Abdou Diop, directeur du développement de Mazars en Afrique, que pensez-vous du Sommet de la coopération Afrique-Espagne et qu'est-ce qui a été le plus intéressant ? 

Je pense que ce Sommet de la coopération Afrique-Espagne est très important. De mon point de vue, il y a trois choses très importantes. 

La première est de faire comprendre l'Afrique aux entreprises espagnoles. Car je pense que nous, Africains, connaissons mieux l'Espagne et les entreprises espagnoles que l'Espagne ne connaît l'Afrique.

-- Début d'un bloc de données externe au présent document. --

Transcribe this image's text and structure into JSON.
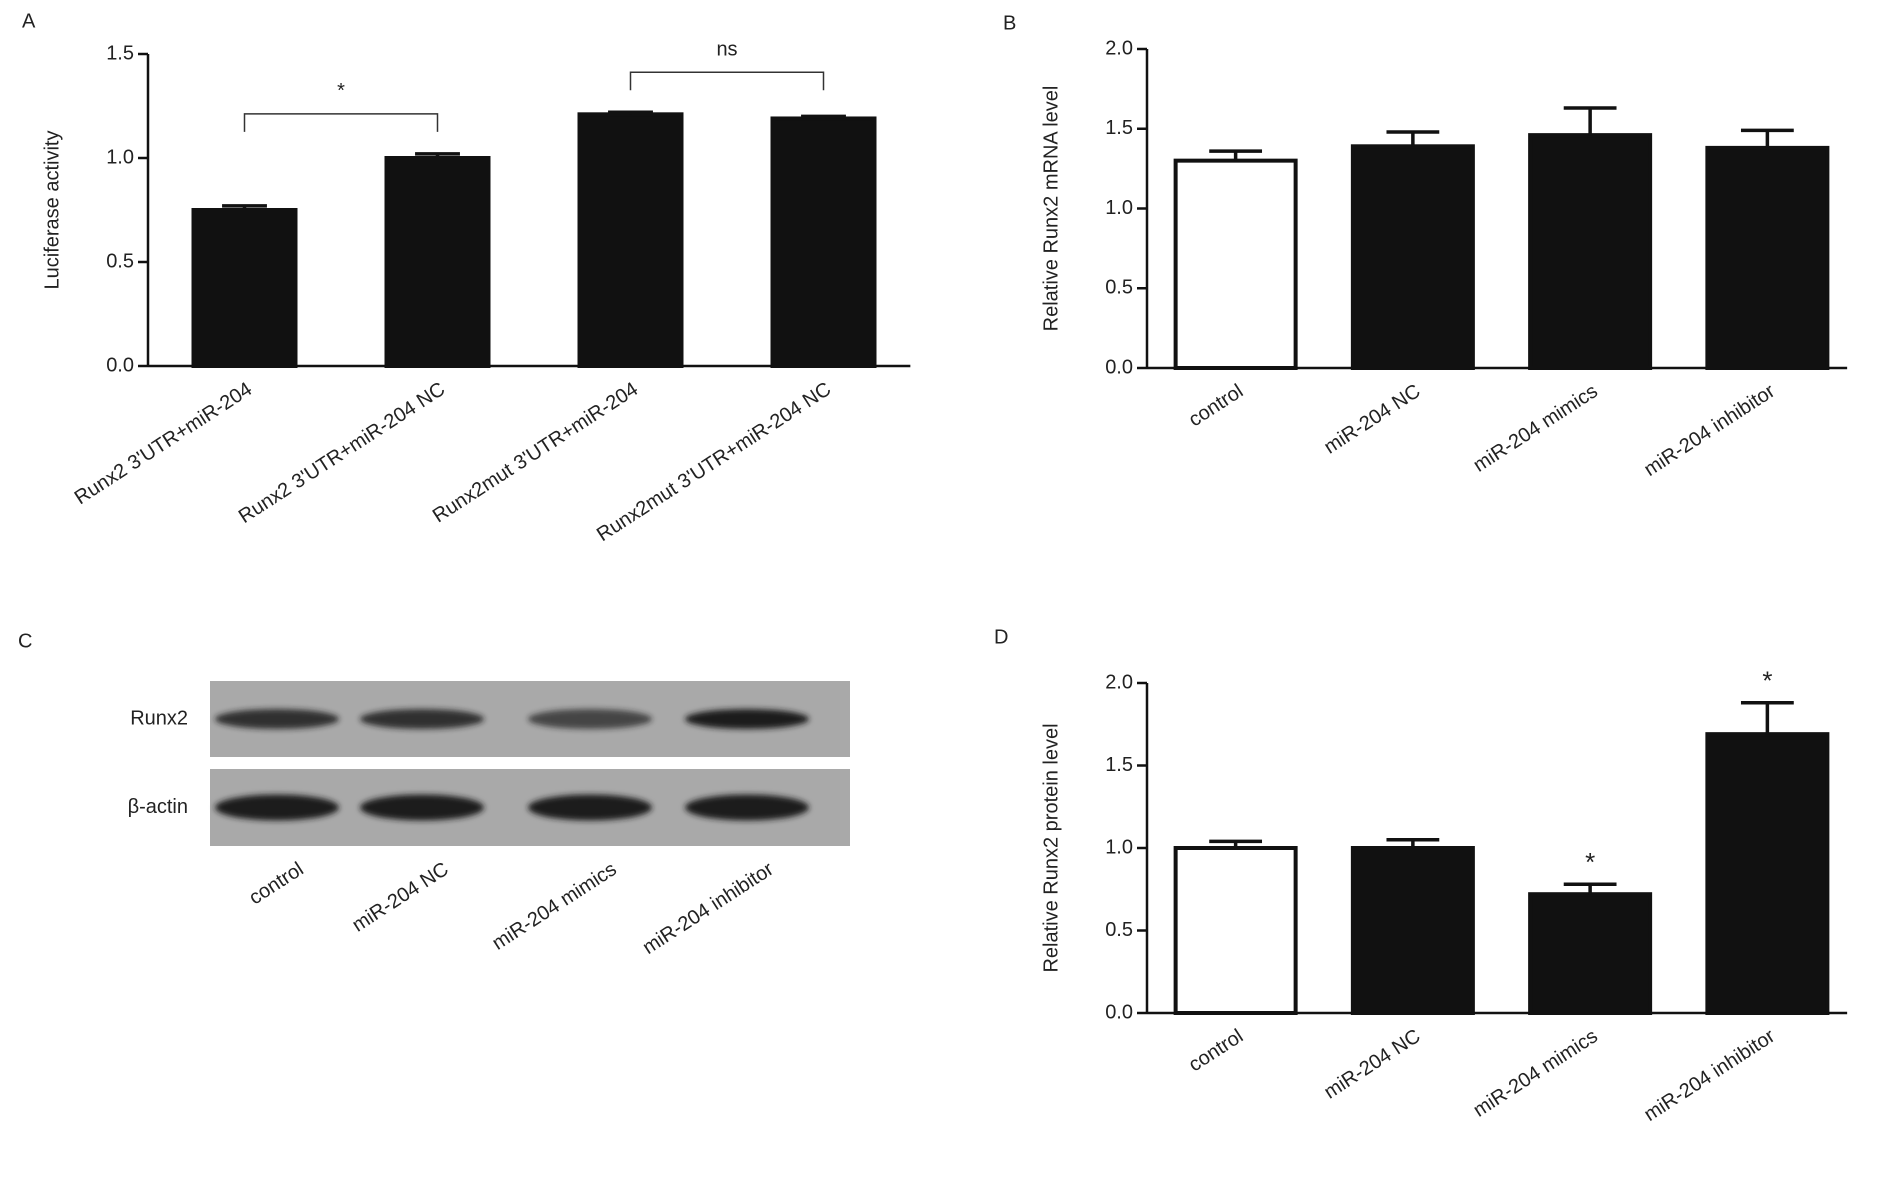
{
  "chart_data": [
    {
      "type": "bar",
      "panel": "A",
      "ylabel": "Luciferase activity",
      "categories": [
        "Runx2 3'UTR+miR-204",
        "Runx2 3'UTR+miR-204 NC",
        "Runx2mut 3'UTR+miR-204",
        "Runx2mut 3'UTR+miR-204 NC"
      ],
      "values": [
        0.75,
        1.0,
        1.21,
        1.19
      ],
      "errors": [
        0.02,
        0.02,
        0.01,
        0.01
      ],
      "colors": [
        "#111111",
        "#111111",
        "#111111",
        "#111111"
      ],
      "ylim": [
        0,
        1.5
      ],
      "yticks": [
        {
          "value": 0,
          "label": "0.0"
        },
        0.5,
        {
          "value": 1,
          "label": "1.0"
        },
        1.5
      ],
      "annotations": [
        {
          "text": "*",
          "from": 0,
          "to": 1
        },
        {
          "text": "ns",
          "from": 2,
          "to": 3
        }
      ]
    },
    {
      "type": "bar",
      "panel": "B",
      "ylabel": "Relative Runx2 mRNA level",
      "categories": [
        "control",
        "miR-204 NC",
        "miR-204 mimics",
        "miR-204 inhibitor"
      ],
      "values": [
        1.3,
        1.39,
        1.46,
        1.38
      ],
      "errors": [
        0.06,
        0.09,
        0.17,
        0.11
      ],
      "colors": [
        "#ffffff",
        "#111111",
        "#111111",
        "#111111"
      ],
      "ylim": [
        0,
        2
      ],
      "yticks": [
        {
          "value": 0,
          "label": "0.0"
        },
        0.5,
        {
          "value": 1,
          "label": "1.0"
        },
        1.5,
        {
          "value": 2,
          "label": "2.0"
        }
      ]
    },
    {
      "type": "blot",
      "panel": "C",
      "rows": [
        "Runx2",
        "β-actin"
      ],
      "categories": [
        "control",
        "miR-204 NC",
        "miR-204 mimics",
        "miR-204 inhibitor"
      ]
    },
    {
      "type": "bar",
      "panel": "D",
      "ylabel": "Relative Runx2 protein level",
      "categories": [
        "control",
        "miR-204 NC",
        "miR-204 mimics",
        "miR-204 inhibitor"
      ],
      "values": [
        1.0,
        1.0,
        0.72,
        1.69
      ],
      "errors": [
        0.04,
        0.05,
        0.06,
        0.19
      ],
      "colors": [
        "#ffffff",
        "#111111",
        "#111111",
        "#111111"
      ],
      "ylim": [
        0,
        2
      ],
      "yticks": [
        {
          "value": 0,
          "label": "0.0"
        },
        0.5,
        {
          "value": 1,
          "label": "1.0"
        },
        1.5,
        {
          "value": 2,
          "label": "2.0"
        }
      ],
      "annotations": [
        {
          "text": "*",
          "at": 2
        },
        {
          "text": "*",
          "at": 3
        }
      ]
    }
  ]
}
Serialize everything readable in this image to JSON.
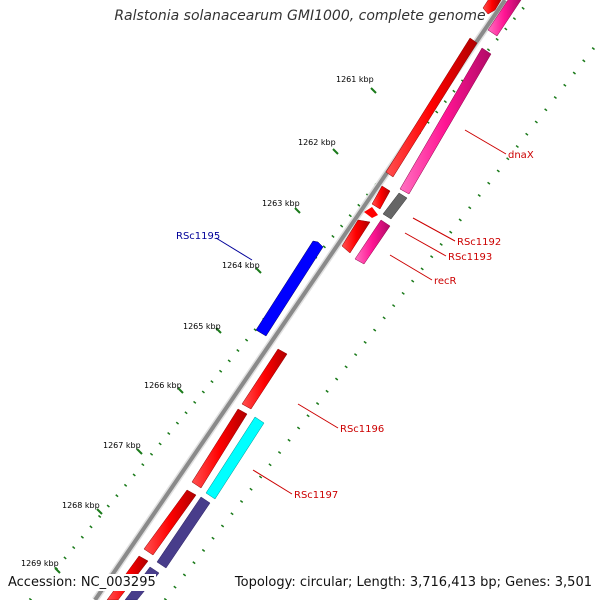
{
  "title": "Ralstonia solanacearum GMI1000, complete genome",
  "footer": {
    "accession": "Accession: NC_003295",
    "summary": "Topology: circular; Length: 3,716,413 bp; Genes: 3,501"
  },
  "ruler": {
    "ticks": [
      {
        "label": "1261 kbp",
        "pos": 1261
      },
      {
        "label": "1262 kbp",
        "pos": 1262
      },
      {
        "label": "1263 kbp",
        "pos": 1263
      },
      {
        "label": "1264 kbp",
        "pos": 1264
      },
      {
        "label": "1265 kbp",
        "pos": 1265
      },
      {
        "label": "1266 kbp",
        "pos": 1266
      },
      {
        "label": "1267 kbp",
        "pos": 1267
      },
      {
        "label": "1268 kbp",
        "pos": 1268
      },
      {
        "label": "1269 kbp",
        "pos": 1269
      }
    ]
  },
  "gene_labels": [
    {
      "name": "dnaX",
      "color": "#cc0000"
    },
    {
      "name": "RSc1192",
      "color": "#cc0000"
    },
    {
      "name": "RSc1193",
      "color": "#cc0000"
    },
    {
      "name": "recR",
      "color": "#cc0000"
    },
    {
      "name": "RSc1195",
      "color": "#000099"
    },
    {
      "name": "RSc1196",
      "color": "#cc0000"
    },
    {
      "name": "RSc1197",
      "color": "#cc0000"
    }
  ],
  "colors": {
    "cds_red": "#ff0000",
    "cds_pink": "#ff1493",
    "cds_blue": "#0000ff",
    "cds_cyan": "#00ffff",
    "cds_gray": "#666666",
    "cds_slate": "#483d8b",
    "backbone": "#808080",
    "gc_dots": "#1a7a1a"
  }
}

Il est donc important d'organiser ce type de sommet pour que les entreprises espagnoles sachent ce qu'est l'Afrique. 

La deuxième chose est de partager les défis auxquels l'Afrique est confrontée afin de montrer quels sont les risques réels et d'avoir une bonne perception. Car il y a bien souvent une très mauvaise perception de l'Afrique, qui ne correspond pas à la réalité. C'est pourquoi il est important que ce sommet montre la situation réelle de l'Afrique.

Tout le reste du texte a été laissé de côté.